Love and work – these two things only.” (Geef me enkel liefde en werk)

William Morris op 53-jarige leeftijd, gefotografeerd door Frederick Hollyer
William Morris op 53-jarige leeftijd, gefotografeerd door Frederick Hollyer
Twee voorwaarden voor een goed leven, aldus William Morris. Die levenslange liefde was model-muze Jane Burden en werk was een caleidoscoop van artistieke activiteiten. Beide gingen niet zonder horten en stoten gepaard.

Het leven van Morris zelf was niet rimpelloos. Geboren in een welgestelde, kroostrijke familie in een betere buitenbuurt van Londen, was William de tweede zoon die opgroeide met zijn zussen. Omdat hij een fragiele gezondheid had en hij zich stierlijk verveelde op school, besloten zijn ouders om hem niet naar de obligate Britse chique kostschool te sturen maar hem thuisonderwijs te gunnen.

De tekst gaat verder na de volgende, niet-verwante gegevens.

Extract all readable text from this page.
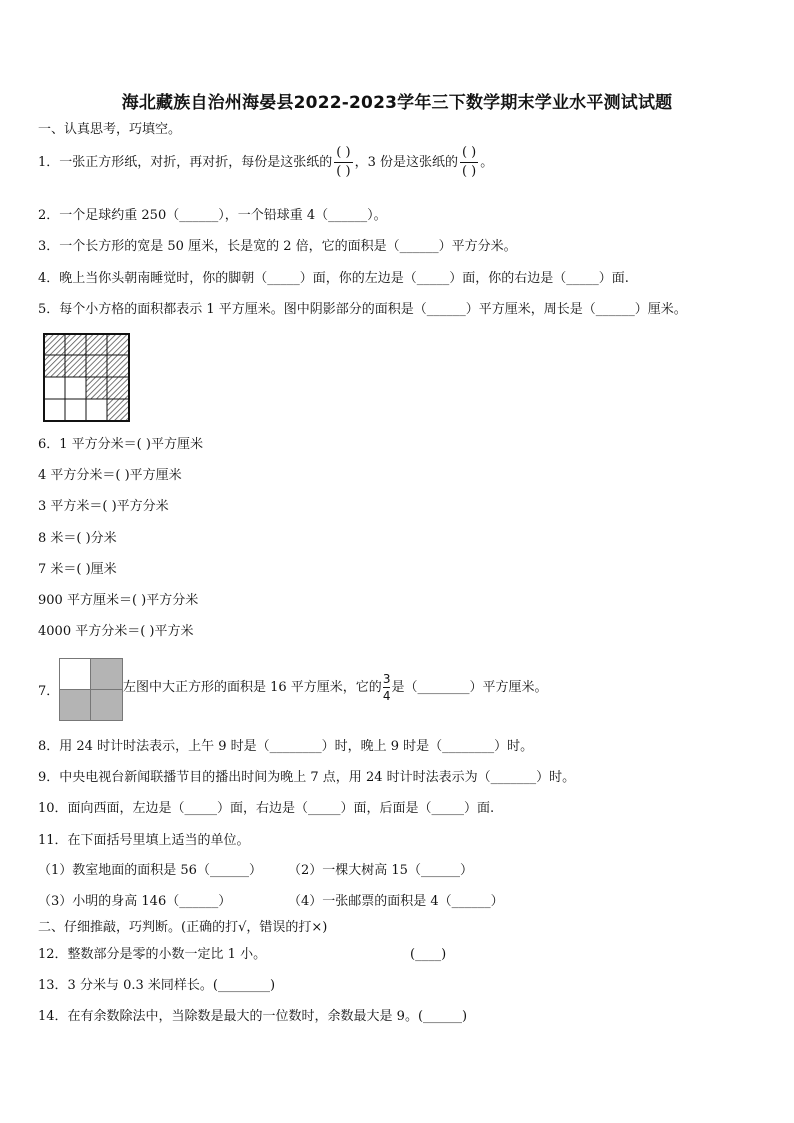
海北藏族自治州海晏县2022-2023学年三下数学期末学业水平测试试题
一、认真思考，巧填空。
1．一张正方形纸，对折，再对折，每份是这张纸的 $\frac{( )}{( )}$ ，3 份是这张纸的 $\frac{( )}{( )}$ 。
2．一个足球约重 250（______），一个铅球重 4（______）。
3．一个长方形的宽是 50 厘米，长是宽的 2 倍，它的面积是（______）平方分米。
4．晚上当你头朝南睡觉时，你的脚朝（_____）面，你的左边是（_____）面，你的右边是（_____）面.
5．每个小方格的面积都表示 1 平方厘米。图中阴影部分的面积是（______）平方厘米，周长是（______）厘米。
6．1 平方分米＝( )平方厘米
4 平方分米＝( )平方厘米
3 平方米＝( )平方分米
8 米＝( )分米
7 米＝( )厘米
900 平方厘米＝( )平方分米
4000 平方分米＝( )平方米
7．	左图中大正方形的面积是 16 平方厘米，它的 $\frac{3}{4}$ 是（________）平方厘米。
8．用 24 时计时法表示，上午 9 时是（________）时，晚上 9 时是（________）时。
9．中央电视台新闻联播节目的播出时间为晚上 7 点，用 24 时计时法表示为（_______）时。
10．面向西面，左边是（_____）面，右边是（_____）面，后面是（_____）面.
11．在下面括号里填上适当的单位。
（1）教室地面的面积是 56（______） （2）一棵大树高 15（______）
（3）小明的身高 146（______）	（4）一张邮票的面积是 4（______）
二、仔细推敲，巧判断。(正确的打√，错误的打×)
12．整数部分是零的小数一定比 1 小。	(____)
13．3 分米与 0.3 米同样长。(________)
14．在有余数除法中，当除数是最大的一位数时，余数最大是 9。(______)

Die opvoeding samen met zijn zusjes zou de basis leggen van zijn latere feminisme. William kon al lezen op zijn vierde en is gek op de historische romans van Walter Scott. Op zijn pony zou hij als ‘geharnaste’ ridder middeleeuwse avonturen hebben gespeeld. Bovendien is hij ongeneeslijk nieuwsgierig en opgegroeid in groene longen, blijft de natuur zijn levenslange inspiratie en levenssap.

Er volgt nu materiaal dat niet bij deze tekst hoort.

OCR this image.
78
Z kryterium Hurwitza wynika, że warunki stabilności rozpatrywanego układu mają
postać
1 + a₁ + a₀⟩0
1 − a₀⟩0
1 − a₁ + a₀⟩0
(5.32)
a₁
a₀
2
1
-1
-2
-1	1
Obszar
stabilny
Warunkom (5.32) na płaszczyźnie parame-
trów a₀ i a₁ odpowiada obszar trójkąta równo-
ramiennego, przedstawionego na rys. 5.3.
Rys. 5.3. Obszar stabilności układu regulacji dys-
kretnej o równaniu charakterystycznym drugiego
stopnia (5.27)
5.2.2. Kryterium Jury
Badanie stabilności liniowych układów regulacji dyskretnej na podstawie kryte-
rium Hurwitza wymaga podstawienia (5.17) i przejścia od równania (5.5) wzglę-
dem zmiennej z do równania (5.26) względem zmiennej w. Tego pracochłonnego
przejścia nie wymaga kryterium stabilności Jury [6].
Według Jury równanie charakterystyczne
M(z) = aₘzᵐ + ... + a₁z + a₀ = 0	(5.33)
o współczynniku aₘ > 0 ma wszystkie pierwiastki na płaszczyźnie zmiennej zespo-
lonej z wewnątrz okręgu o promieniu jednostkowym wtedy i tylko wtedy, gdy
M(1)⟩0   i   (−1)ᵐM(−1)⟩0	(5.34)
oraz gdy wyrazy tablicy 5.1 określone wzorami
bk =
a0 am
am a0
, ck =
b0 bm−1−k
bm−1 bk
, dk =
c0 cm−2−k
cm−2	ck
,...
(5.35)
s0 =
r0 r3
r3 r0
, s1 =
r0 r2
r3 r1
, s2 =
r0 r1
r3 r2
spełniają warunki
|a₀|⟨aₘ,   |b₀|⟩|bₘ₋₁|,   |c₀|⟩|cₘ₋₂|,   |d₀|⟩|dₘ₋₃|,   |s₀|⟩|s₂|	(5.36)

glas-in-lood raam van Edward Burne-Jones en William Morris in de Trinity Church in Boston
glas-in-lood raam van Edward Burne-Jones en William Morris in de Trinity Church in Boston, 1882

De adolescent gaat in Oxford theologie studeren met de ambitie om katholieke priester te worden, hoewel de familie anglicaans is. Met zijn studiegenoot Edward Burne-Jones trekt hij in de zomervakantie naar Frankrijk om er de kathedralen en de glasramen te bestuderen. Hun reis vervolgen ze met bezoeken aan Gent en Antwerpen en daar wordt Morris van zijn sokken geblazen door de laatmiddeleeuwse kunst van de zogenaamde Vlaamse Primitieven, die noch Vlaams noch primitief waren. Die kennismaking zorgt voor een wending in zijn carrièreplanning: William wil kunstenaar worden. En dan meteen in alle kunstprincipes: hij schildert, ontwerpt glasramen, wandtapijten, meubels, zijn huis, boekverluchtingen…

If a chap can’t compose an epic poem while he’s weaving a tapestry, he had better shut up, he’ll never do any good at all. (Indien een vent geen episch gedicht kan schrijven onderwijl een tapijt wevend, houdt hij beter zijn bek. Hij zal er nooit iets van bakken.)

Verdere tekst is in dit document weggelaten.